The KUR EC class was a class of gauge Garratt-type articulated steam locomotives built by Beyer, Peacock & Co. in Manchester, England, for the Kenya-Uganda Railway (KUR).

==Background==
In 1901, the rails laid for the KUR's predecessor, the Uganda Railway (UR), reached their final destination at Lake Victoria, and in 1903 construction of the associated buildings, tunnels bridges and viaducts was completed. By 1910, the UR had a critical requirement for further motive power, and that year, the UR's management ordered sixteen Mallet-type articulated locomotives from the North British Locomotive Company.

After the Mallet locomotives entered service as the UR M class, they developed a poor reputation, due to mechanical problems and an excessive need for maintenance.

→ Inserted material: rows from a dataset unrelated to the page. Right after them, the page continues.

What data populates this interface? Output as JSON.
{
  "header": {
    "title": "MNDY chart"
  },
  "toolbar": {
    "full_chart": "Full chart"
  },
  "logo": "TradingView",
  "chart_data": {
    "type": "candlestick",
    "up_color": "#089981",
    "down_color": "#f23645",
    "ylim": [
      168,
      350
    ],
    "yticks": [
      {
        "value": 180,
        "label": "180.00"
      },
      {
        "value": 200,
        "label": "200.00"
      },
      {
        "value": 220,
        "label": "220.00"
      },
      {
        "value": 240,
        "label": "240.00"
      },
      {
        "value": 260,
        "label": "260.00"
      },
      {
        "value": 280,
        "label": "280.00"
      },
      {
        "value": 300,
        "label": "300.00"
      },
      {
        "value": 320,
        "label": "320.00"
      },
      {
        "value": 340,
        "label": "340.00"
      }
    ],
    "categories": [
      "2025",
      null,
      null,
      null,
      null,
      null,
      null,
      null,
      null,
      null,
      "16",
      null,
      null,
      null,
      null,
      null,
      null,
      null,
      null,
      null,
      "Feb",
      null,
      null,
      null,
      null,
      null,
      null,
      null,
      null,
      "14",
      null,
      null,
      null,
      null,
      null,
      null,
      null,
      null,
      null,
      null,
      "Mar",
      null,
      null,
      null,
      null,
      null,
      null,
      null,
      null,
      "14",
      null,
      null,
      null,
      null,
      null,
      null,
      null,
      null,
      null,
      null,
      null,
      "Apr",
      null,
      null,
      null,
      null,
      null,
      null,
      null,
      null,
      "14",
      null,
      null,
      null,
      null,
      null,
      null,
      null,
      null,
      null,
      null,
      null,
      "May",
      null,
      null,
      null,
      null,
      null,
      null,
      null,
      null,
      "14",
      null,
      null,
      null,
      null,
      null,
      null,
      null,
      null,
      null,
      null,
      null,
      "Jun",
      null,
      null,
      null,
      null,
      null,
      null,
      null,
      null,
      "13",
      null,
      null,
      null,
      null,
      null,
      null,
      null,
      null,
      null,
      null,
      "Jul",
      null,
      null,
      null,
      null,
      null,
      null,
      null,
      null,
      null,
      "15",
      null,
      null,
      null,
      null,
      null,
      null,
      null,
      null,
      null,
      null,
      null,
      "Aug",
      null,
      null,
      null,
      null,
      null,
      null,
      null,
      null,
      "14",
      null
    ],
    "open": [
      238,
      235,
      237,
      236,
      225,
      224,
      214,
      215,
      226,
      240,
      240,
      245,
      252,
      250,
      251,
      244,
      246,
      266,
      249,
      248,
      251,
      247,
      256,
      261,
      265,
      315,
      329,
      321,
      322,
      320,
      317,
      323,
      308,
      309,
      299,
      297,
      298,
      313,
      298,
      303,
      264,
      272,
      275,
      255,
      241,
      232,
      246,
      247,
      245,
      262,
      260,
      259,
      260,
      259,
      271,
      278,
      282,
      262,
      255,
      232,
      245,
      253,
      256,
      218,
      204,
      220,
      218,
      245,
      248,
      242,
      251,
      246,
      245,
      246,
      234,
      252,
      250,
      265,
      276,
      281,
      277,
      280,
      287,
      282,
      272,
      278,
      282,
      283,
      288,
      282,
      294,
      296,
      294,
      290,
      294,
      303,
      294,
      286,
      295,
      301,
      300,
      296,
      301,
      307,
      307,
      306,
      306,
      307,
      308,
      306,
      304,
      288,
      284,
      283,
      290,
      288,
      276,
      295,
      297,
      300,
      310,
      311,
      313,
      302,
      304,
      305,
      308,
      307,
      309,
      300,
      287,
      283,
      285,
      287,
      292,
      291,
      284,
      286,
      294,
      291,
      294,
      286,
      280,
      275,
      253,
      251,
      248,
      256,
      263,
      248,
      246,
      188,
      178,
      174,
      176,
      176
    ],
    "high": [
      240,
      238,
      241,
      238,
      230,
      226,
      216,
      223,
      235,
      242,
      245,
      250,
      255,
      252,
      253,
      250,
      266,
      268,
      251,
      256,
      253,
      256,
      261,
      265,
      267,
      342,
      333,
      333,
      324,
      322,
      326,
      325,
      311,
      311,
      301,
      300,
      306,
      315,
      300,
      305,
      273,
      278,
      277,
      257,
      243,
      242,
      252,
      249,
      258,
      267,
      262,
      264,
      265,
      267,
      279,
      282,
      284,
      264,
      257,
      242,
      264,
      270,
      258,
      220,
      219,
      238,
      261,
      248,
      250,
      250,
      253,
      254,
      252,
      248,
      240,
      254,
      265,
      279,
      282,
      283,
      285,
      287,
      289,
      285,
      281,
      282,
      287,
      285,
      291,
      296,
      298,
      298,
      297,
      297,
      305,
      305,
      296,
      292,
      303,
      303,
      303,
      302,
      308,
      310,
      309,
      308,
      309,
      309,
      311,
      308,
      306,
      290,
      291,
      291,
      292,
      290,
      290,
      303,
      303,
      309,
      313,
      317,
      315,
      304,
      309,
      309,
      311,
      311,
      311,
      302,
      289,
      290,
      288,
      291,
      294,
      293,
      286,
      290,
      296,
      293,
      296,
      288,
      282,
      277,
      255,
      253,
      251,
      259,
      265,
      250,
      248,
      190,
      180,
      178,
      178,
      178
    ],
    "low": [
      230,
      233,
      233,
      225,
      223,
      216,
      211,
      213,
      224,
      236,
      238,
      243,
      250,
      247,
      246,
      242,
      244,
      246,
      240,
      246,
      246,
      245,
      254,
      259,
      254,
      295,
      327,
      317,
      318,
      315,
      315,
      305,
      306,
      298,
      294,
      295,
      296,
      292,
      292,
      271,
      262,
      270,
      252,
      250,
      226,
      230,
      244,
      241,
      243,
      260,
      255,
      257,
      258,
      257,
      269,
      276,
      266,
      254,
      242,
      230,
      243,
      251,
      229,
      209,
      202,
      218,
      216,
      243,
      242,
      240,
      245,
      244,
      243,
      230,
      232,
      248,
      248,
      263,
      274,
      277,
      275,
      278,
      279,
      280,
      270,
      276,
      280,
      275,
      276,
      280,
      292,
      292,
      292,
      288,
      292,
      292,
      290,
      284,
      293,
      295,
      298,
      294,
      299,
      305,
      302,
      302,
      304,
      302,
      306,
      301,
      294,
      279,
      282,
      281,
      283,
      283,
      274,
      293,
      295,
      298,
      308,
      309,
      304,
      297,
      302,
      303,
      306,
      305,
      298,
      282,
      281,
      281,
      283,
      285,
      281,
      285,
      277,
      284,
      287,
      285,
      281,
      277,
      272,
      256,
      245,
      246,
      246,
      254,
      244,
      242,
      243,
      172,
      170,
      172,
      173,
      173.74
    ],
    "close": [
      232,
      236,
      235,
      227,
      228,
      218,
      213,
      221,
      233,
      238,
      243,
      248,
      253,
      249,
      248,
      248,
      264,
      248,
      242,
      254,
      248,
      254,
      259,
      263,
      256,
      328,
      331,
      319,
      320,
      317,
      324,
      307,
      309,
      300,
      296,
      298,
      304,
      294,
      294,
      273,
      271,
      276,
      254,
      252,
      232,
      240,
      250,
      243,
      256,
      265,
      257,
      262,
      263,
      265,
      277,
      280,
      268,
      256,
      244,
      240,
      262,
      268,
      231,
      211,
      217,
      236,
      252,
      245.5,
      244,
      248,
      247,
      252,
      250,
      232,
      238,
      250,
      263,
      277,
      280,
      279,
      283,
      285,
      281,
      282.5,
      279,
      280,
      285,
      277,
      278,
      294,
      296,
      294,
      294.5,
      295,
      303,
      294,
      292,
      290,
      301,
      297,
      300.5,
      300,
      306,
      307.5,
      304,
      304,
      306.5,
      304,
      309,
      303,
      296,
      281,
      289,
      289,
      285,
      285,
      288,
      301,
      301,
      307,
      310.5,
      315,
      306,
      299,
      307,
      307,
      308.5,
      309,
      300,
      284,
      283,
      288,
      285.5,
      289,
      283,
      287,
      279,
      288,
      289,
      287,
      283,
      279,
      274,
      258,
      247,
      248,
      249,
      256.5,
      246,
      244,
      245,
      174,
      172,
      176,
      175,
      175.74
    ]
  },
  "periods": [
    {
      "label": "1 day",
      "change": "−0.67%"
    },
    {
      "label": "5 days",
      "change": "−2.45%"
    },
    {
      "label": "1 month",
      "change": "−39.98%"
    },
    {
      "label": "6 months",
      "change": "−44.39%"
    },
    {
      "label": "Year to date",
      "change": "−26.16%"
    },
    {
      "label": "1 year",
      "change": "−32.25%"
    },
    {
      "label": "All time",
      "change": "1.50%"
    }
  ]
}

When a decision was made to order further new locomotives in 1926, the year the UR was renamed as the KUR, the railway committee therefore opted for Garratt-type engines instead. These were the first Garratts to be ordered and acquired by the railway, and were designated as the EC class.

==Design==
The new Garratt locomotives were, in essence, two 4-8-2 Mountain-type engines facing back to back and powered by single boiler. By comparison with conventional rigid-chassis locomotives, they had an increased tractive effort combined with a light axle loading.

==Service history==
The four members of the EC class entered service in 1926. A significant initial difficulty with them was that they were fired by Eucalyptus wood. When logs of Eucalyptus were thrown into a blazing EC class firebox, they virtually exploded. Firing a wood-burning EC class engine was therefore very inefficient, especially when it was working a heavy gradient. The KUR solved this problem by converting the EC class to burn coal instead of wood.

In other respects, the EC class's innovative configuration proved to be extremely successful. In 1928, the KUR therefore ordered 20 more Garratt locomotives, which became the KUR EC1 class.

After a relatively short career with the KUR, the EC class locomotives were sold, and exported to Indo-China in August 1939.